Step 1: Understanding the Concept:
The moment of inertia of a system of particles is the sum of the products of their masses and the squares of their perpendicular distances from the axis of rotation.
The radius of gyration (\(K\)) is the distance from the axis at which the entire mass of the system could be concentrated to give the same moment of inertia. Step 2: Key Formulas or Approach:
Moment of inertia: \( I = \sum_{i} m_i r_i^2 \).
Radius of gyration: \( I = M_{\text{total}} K^2 \), which implies \( K = \sqrt{\frac{I}{M_{\text{total}}}} \). Step 3: Detailed Explanation:
Let the square have side length \( L \).
The diagonal of the square has a length of \( \sqrt{L^2 + L^2} = \sqrt{2}L \).

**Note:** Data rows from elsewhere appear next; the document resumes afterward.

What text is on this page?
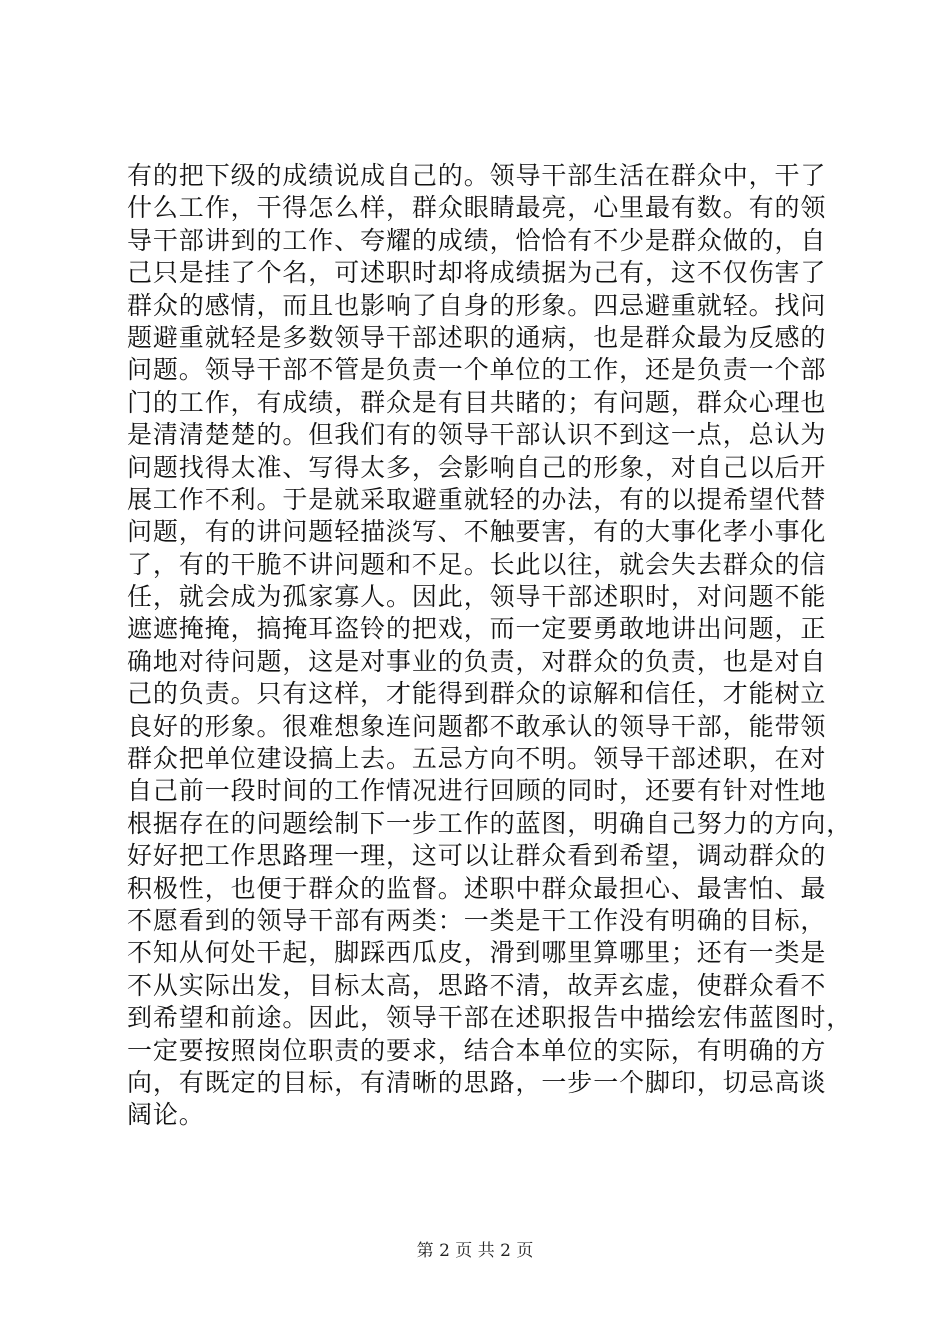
有的把下级的成绩说成自己的。领导干部生活在群众中，干了
什么工作，干得怎么样，群众眼睛最亮，心里最有数。有的领
导干部讲到的工作、夸耀的成绩，恰恰有不少是群众做的，自
己只是挂了个名，可述职时却将成绩据为己有，这不仅伤害了
群众的感情，而且也影响了自身的形象。四忌避重就轻。找问
题避重就轻是多数领导干部述职的通病，也是群众最为反感的
问题。领导干部不管是负责一个单位的工作，还是负责一个部
门的工作，有成绩，群众是有目共睹的；有问题，群众心理也
是清清楚楚的。但我们有的领导干部认识不到这一点，总认为
问题找得太准、写得太多，会影响自己的形象，对自己以后开
展工作不利。于是就采取避重就轻的办法，有的以提希望代替
问题，有的讲问题轻描淡写、不触要害，有的大事化孝小事化
了，有的干脆不讲问题和不足。长此以往，就会失去群众的信
任，就会成为孤家寡人。因此，领导干部述职时，对问题不能
遮遮掩掩，搞掩耳盗铃的把戏，而一定要勇敢地讲出问题，正
确地对待问题，这是对事业的负责，对群众的负责，也是对自
己的负责。只有这样，才能得到群众的谅解和信任，才能树立
良好的形象。很难想象连问题都不敢承认的领导干部，能带领
群众把单位建设搞上去。五忌方向不明。领导干部述职，在对
自己前一段时间的工作情况进行回顾的同时，还要有针对性地
根据存在的问题绘制下一步工作的蓝图，明确自己努力的方向，
好好把工作思路理一理，这可以让群众看到希望，调动群众的
积极性，也便于群众的监督。述职中群众最担心、最害怕、最
不愿看到的领导干部有两类：一类是干工作没有明确的目标，
不知从何处干起，脚踩西瓜皮，滑到哪里算哪里；还有一类是
不从实际出发，目标太高，思路不清，故弄玄虚，使群众看不
到希望和前途。因此，领导干部在述职报告中描绘宏伟蓝图时，
一定要按照岗位职责的要求，结合本单位的实际，有明确的方
向，有既定的目标，有清晰的思路，一步一个脚印，切忌高谈
阔论。
第 2 页 共 2 页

The axis of rotation passes through the center of the square and is perpendicular to its plane.
The distance \( r \) of each corner particle from the center is half the diagonal:
\[ r = \frac{\sqrt{2}L}{2} = \frac{L}{\sqrt{2}} \]

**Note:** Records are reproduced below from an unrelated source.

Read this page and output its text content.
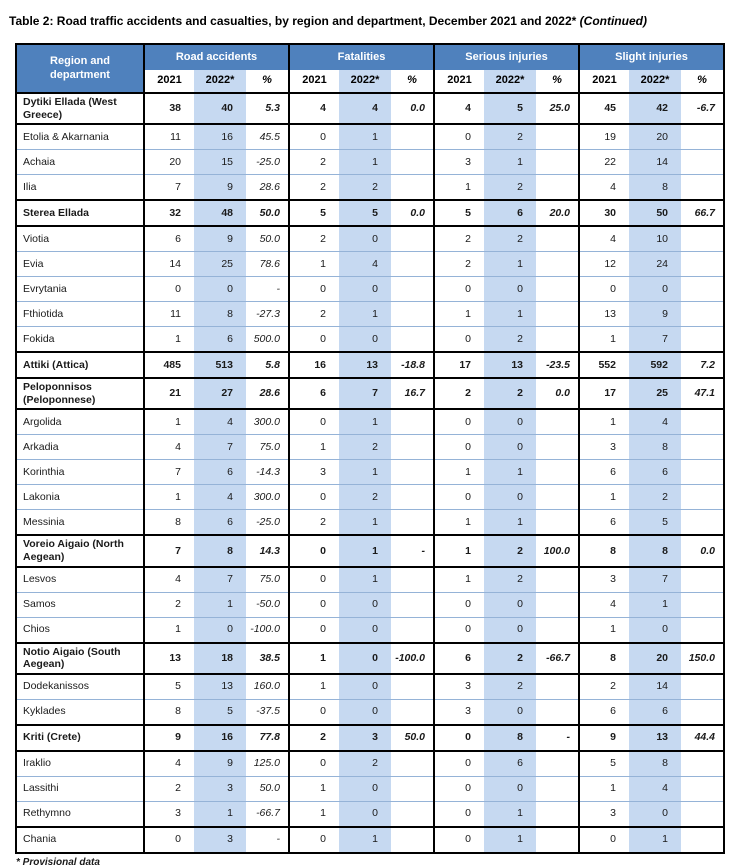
Table 2: Road traffic accidents and casualties, by region and department, December 2021 and 2022* (Continued)
Region and department	Road accidents			Fatalities			Serious injuries			Slight injuries		
	2021	2022*	%	2021	2022*	%	2021	2022*	%	2021	2022*	%
Dytiki Ellada (West Greece)	38	40	5.3	4	4	0.0	4	5	25.0	45	42	-6.7
Etolia & Akarnania	11	16	45.5	0	1		0	2		19	20	
Achaia	20	15	-25.0	2	1		3	1		22	14	
Ilia	7	9	28.6	2	2		1	2		4	8	
Sterea Ellada	32	48	50.0	5	5	0.0	5	6	20.0	30	50	66.7
Viotia	6	9	50.0	2	0		2	2		4	10	
Evia	14	25	78.6	1	4		2	1		12	24	
Evrytania	0	0	-	0	0		0	0		0	0	
Fthiotida	11	8	-27.3	2	1		1	1		13	9	
Fokida	1	6	500.0	0	0		0	2		1	7	
Attiki (Attica)	485	513	5.8	16	13	-18.8	17	13	-23.5	552	592	7.2
Peloponnisos (Peloponnese)	21	27	28.6	6	7	16.7	2	2	0.0	17	25	47.1
Argolida	1	4	300.0	0	1		0	0		1	4	
Arkadia	4	7	75.0	1	2		0	0		3	8	
Korinthia	7	6	-14.3	3	1		1	1		6	6	
Lakonia	1	4	300.0	0	2		0	0		1	2	
Messinia	8	6	-25.0	2	1		1	1		6	5	
Voreio Aigaio (North Aegean)	7	8	14.3	0	1	-	1	2	100.0	8	8	0.0
Lesvos	4	7	75.0	0	1		1	2		3	7	
Samos	2	1	-50.0	0	0		0	0		4	1	
Chios	1	0	-100.0	0	0		0	0		1	0	
Notio Aigaio (South Aegean)	13	18	38.5	1	0	-100.0	6	2	-66.7	8	20	150.0
Dodekanissos	5	13	160.0	1	0		3	2		2	14	
Kyklades	8	5	-37.5	0	0		3	0		6	6	
Kriti (Crete)	9	16	77.8	2	3	50.0	0	8	-	9	13	44.4
Iraklio	4	9	125.0	0	2		0	6		5	8	
Lassithi	2	3	50.0	1	0		0	0		1	4	
Rethymno	3	1	-66.7	1	0		0	1		3	0	
Chania	0	3	-	0	1		0	1		0	1	
* Provisional data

There are 4 particles, each of mass \( M \).
The total moment of inertia \( I \) of the system about the given axis is:
\[ I = 4 \times \left( M \times r^2 \right) \]
Substitute the value of \( r \):
\[ I = 4M \left( \frac{L}{\sqrt{2}} \right)^2 = 4M \left( \frac{L^2}{2} \right) = 2ML^2 \]
The total mass of the system is \( M_{\text{total}} = 4M \).
Using the definition of the radius of gyration:
\[ I = M_{\text{total}} K^2 \]
\[ 2ML^2 = 4M \times K^2 \]
Solve for \( K^2 \):
\[ K^2 = \frac{2ML^2}{4M} = \frac{L^2}{2} \]
Taking the square root gives the radius of gyration:
\[ K = \frac{L}{\sqrt{2}} \]
Step 4: Final Answer:
The radius of gyration of the system is \( \frac{L}{\sqrt{2}} \).